The group of State and Catholic schools in Armagh are bidding to become the first of 10 shared campuses a cross Northern Ireland.
There would be two new schools, one for Catholic children and another mainly for Protestant children. The schools would share sports and education resources.
It would mean children could be offered a wider range of subjects across the education village.
Previously, the principals of The Royal, City of Armagh High, and St Patrick’s College all endorsed the plans Describing it as a “unique vision for education”.
The CPPE hopes this flagship example of educational collaboration will become one of the 10 shared education campuses proposed by Peter Robinson and Martin McGuinness earlier this month.
They want it to serve as an example of educational collaboration for the whole of Northern Ireland.
The consensus group is made up of St Patrick’s Grammar and St Brigid’s High School, who plan to develop a Catholic voluntary school as part of the village, the City of Armagh High School and the Royal School, Armagh.

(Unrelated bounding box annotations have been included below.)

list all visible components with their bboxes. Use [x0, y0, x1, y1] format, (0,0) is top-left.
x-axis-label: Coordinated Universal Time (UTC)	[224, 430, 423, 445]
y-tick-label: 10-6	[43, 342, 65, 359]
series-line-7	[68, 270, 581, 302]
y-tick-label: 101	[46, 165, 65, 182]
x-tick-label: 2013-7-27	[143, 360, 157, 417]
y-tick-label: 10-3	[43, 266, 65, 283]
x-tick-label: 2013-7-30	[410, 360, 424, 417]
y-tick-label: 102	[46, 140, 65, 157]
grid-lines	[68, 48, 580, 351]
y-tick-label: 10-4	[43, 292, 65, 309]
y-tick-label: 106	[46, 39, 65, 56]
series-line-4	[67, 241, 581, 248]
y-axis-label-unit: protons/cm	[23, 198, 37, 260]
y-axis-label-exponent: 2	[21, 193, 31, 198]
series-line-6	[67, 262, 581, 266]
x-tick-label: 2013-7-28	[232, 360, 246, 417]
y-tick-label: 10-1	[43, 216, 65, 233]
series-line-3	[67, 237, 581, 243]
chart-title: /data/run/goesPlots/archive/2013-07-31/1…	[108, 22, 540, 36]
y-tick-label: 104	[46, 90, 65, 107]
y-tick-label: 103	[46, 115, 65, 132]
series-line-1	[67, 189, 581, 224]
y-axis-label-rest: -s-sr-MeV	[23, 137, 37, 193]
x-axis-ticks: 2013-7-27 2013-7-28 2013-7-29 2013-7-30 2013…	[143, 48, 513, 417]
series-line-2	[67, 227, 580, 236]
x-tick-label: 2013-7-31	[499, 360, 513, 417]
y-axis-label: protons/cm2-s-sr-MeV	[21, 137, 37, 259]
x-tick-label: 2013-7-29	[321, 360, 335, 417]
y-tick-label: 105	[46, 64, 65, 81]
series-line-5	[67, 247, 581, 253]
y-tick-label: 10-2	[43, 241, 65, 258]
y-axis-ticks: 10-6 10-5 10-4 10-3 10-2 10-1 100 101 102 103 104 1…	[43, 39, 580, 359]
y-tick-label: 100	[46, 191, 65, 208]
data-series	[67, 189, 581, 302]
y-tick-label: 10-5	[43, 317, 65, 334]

The CPPE plan proposes a new post-primary building for the area, catering for pupils from the City of Armagh High School and offering a new non-selective choice for parents in the Armagh city and district area. A joint facility would link the Royal School, Armagh, with this new build.
The Southern Regional College (SRC) has endorsed the educational village as a “meaningful partnership with the potential to offer a broad and balanced curriculum to all young people”.

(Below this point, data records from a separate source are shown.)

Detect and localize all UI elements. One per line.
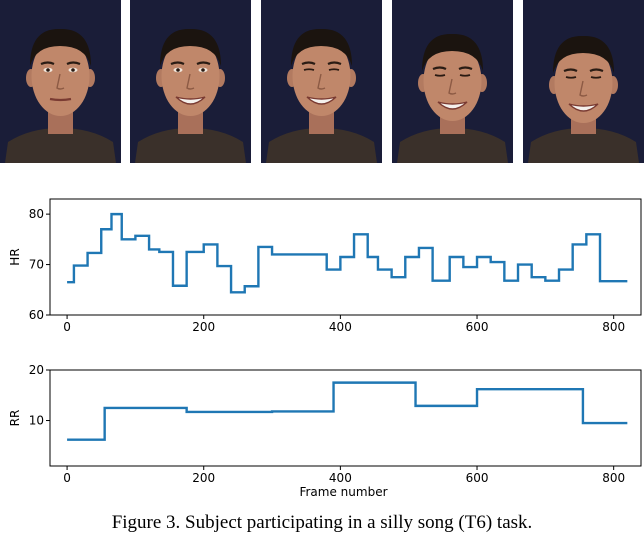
x-tick-label: 600: [466, 471, 489, 485]
x-axis-label: Frame number: [299, 485, 387, 499]
x-tick-label: 600: [466, 320, 489, 334]
x-tick-label: 200: [192, 471, 215, 485]
x-tick-label: 400: [329, 471, 352, 485]
y-axis-label: RR: [8, 410, 22, 427]
x-tick-label: 0: [63, 471, 71, 485]
y-tick-label: 10: [29, 414, 44, 428]
x-tick-label: 800: [602, 471, 625, 485]
plot-frame: [50, 370, 641, 466]
x-tick-label: 200: [192, 320, 215, 334]
x-tick-label: 0: [63, 320, 71, 334]
x-tick-label: 800: [602, 320, 625, 334]
series-line-hr: [67, 214, 627, 292]
y-axis-label: HR: [8, 248, 22, 265]
figure-caption: Figure 3. Subject participating in a sil…: [0, 512, 644, 534]
y-tick-label: 60: [29, 308, 44, 322]
y-tick-label: 70: [29, 258, 44, 272]
chart-hr: 0 200 400 600 800 60 70 80 HR: [8, 199, 641, 334]
physiology-plots: 0 200 400 600 800 60 70 80 HR 0 200 400 600 800 10 20 RR…: [0, 0, 644, 510]
x-tick-label: 400: [329, 320, 352, 334]
y-tick-label: 80: [29, 207, 44, 221]
series-line-rr: [67, 383, 627, 440]
chart-rr: 0 200 400 600 800 10 20 RR Frame number: [8, 363, 641, 499]
y-tick-label: 20: [29, 363, 44, 377]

Group spokesman Alan Harper, the former archbishop of Armagh, said: “It is fitting that this vision for sharing and collaboration is planned for Armagh, a city of deep religious significance for both parts of our community.
“Whilst we are an historic city, we are forward-thinking and determined to do our best for our young people. We believe that working together and sharing will secure the best future for the children and young people of the Armagh area.
“This is an opportunity for parents, pupils and stakeholders from across the entire Armagh area to consider the best educational outcomes, consider the arguments and make their support for an ‘educational village’ known through our website.”
Father Kevin Donaghy, principal of St Patrick’s Grammar, said: “Government believes that the shared learning experience is key to the future of education here, and OFMDFM has now called for the creation of 10 shared educational campuses, completed by 2023. We are 10 years ahead of that vision,” he said.
“The ‘educational village’ is one of the most exciting developments in local education and we would urge the maximum level of support from the people of Armagh.”